Londres transfère ses migrants au Rwanda
Le gouvernement britannique veut expulser vers le Rwanda en charter les demandeurs d’asile arrivés illégalement au Royaume-Uni, un projet controversé jugé « immoral » par l’Église anglicane.
En envoyant ces demandeurs d’asile arrivés clandestinement à plus de 6000 km de Londres, le gouvernement entend dissuader les traversées illégales de la Manche, qui ne cessent d’augmenter malgré ses promesses répétées de contrôler l’immigration depuis le Brexit.
Critiques de l’ONU
Ce projet, critiqué par l’ONU mais très populaire au sein de l’électorat conservateur, a été validé par la justice britannique. Après le rejet de recours examinés en urgence, la Cour suprême a refusé hier d’examiner de nouvelles requêtes.

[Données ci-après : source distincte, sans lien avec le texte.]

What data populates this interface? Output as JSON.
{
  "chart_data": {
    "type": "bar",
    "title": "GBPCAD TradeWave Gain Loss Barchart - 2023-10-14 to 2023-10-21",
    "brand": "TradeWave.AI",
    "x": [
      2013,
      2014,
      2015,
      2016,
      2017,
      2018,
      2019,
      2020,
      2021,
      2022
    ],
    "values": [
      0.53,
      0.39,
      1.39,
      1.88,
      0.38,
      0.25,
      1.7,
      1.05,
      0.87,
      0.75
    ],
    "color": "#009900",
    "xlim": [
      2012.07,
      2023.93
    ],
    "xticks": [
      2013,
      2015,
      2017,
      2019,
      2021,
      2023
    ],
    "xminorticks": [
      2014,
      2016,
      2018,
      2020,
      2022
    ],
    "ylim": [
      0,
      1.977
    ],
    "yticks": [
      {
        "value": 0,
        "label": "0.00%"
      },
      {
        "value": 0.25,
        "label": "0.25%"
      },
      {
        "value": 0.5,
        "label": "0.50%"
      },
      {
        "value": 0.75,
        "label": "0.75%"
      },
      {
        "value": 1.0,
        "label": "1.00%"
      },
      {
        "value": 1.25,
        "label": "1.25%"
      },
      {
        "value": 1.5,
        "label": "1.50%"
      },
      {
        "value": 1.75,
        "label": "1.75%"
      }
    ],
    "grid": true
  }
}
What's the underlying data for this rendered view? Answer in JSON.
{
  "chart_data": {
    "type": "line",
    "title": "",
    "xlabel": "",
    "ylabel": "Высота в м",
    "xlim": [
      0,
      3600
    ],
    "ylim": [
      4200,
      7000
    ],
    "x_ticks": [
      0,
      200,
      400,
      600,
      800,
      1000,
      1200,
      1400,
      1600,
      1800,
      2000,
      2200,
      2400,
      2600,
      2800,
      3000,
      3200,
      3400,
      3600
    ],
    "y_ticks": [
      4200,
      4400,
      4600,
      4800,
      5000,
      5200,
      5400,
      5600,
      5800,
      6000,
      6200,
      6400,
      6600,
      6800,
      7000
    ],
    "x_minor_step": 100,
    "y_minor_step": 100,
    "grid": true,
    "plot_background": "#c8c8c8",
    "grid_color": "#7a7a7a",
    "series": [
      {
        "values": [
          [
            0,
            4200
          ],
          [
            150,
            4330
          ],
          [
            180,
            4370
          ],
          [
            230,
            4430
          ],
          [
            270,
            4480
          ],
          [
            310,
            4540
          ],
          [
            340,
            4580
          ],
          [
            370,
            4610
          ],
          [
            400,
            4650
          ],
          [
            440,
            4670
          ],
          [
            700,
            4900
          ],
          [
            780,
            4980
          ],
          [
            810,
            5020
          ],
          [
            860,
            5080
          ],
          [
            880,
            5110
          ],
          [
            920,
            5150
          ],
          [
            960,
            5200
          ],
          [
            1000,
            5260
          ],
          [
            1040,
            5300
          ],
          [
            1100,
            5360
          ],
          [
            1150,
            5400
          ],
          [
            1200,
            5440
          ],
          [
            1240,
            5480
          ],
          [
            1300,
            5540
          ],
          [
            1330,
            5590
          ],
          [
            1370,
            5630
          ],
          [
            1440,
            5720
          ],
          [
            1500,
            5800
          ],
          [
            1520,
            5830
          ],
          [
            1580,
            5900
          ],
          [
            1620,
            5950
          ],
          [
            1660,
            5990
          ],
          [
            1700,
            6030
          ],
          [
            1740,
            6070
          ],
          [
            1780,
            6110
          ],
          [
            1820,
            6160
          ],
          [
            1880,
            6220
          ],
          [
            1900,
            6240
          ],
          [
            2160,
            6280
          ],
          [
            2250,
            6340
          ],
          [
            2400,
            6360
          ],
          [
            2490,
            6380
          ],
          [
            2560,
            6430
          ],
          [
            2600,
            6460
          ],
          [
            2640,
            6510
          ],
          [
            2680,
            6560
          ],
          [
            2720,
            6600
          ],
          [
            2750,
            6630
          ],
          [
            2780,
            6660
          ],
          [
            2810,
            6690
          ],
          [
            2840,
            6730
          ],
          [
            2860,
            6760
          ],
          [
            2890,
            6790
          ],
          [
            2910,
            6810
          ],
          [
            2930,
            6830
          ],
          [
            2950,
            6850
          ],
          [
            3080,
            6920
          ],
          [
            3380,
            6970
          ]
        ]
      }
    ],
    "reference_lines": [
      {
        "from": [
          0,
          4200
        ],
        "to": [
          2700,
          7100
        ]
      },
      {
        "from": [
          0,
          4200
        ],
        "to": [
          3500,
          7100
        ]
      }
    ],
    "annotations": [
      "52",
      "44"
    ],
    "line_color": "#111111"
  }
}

Mais à la suite des divers recours individuels, le vol spécialement affrété pour des centaines de milliers d’euros et prévu hier dans la soirée, selon des opposants à l’initiative, risquait de décoller quasi vide. Selon l’association Care4Calais, seuls sept migrants étaient attendus au départ alors que les autorités comptaient en envoyer jusqu’à 130 au départ (Iraniens, Irakiens, Albanais ou Syriens). La Cour européenne des droits de l’Homme a même stoppé dans la soirée l’expulsion de l’un d’entre eux, en prenant une mesure d’urgence provisoire.
« Briser le modèle économique des trafiquants »
« Il y aura des personnes sur ces vols et si elles ne sont pas sur ce vol, elles seront sur le suivant », avait promis dans la journée la cheffe de la diplomatie Liz Truss. «Ce qui importe vraiment, c’est d’établir le principe » et de
« briser le modèle économique de ces gens épouvantables, ces trafiquants qui font commerce de la détresse. »
En vertu de son accord avec le Rwanda, Londres financera dans un premier temps le dispositif à hauteur de 140 millions d’euros. Le gouvernement rwandais a précisé qu’il proposerait aux migrants la possibilité « de s’installer de manière permanente ».
Lors d’une conférence de presse à Kigali, la porte-parole du gouvernement Yolande Makolo a estimé que cet accord constituait une
« solution à un système d’asile mondial défaillant ». « Nous ne pensons pas qu’il soit immoral d’offrir un chez-soi aux gens », a-t-elle ajouté, indiquant que le Rwanda serait « heureux » d’accueillir «des milliers de migrants ».
« Politique immorale »
« Cette politique immorale couvre le Royaume-Uni de honte », ont estimé dans une lettre publiée hier par le journal The Times, les chefs spirituels de l’Église anglicane. Alimentant la polémique, le prince Charles a jugé en privé « consternant » le projet du gouvernement, alors qu’il doit participer à une réunion du Commonwealth à partir du 20 juin au Rwanda.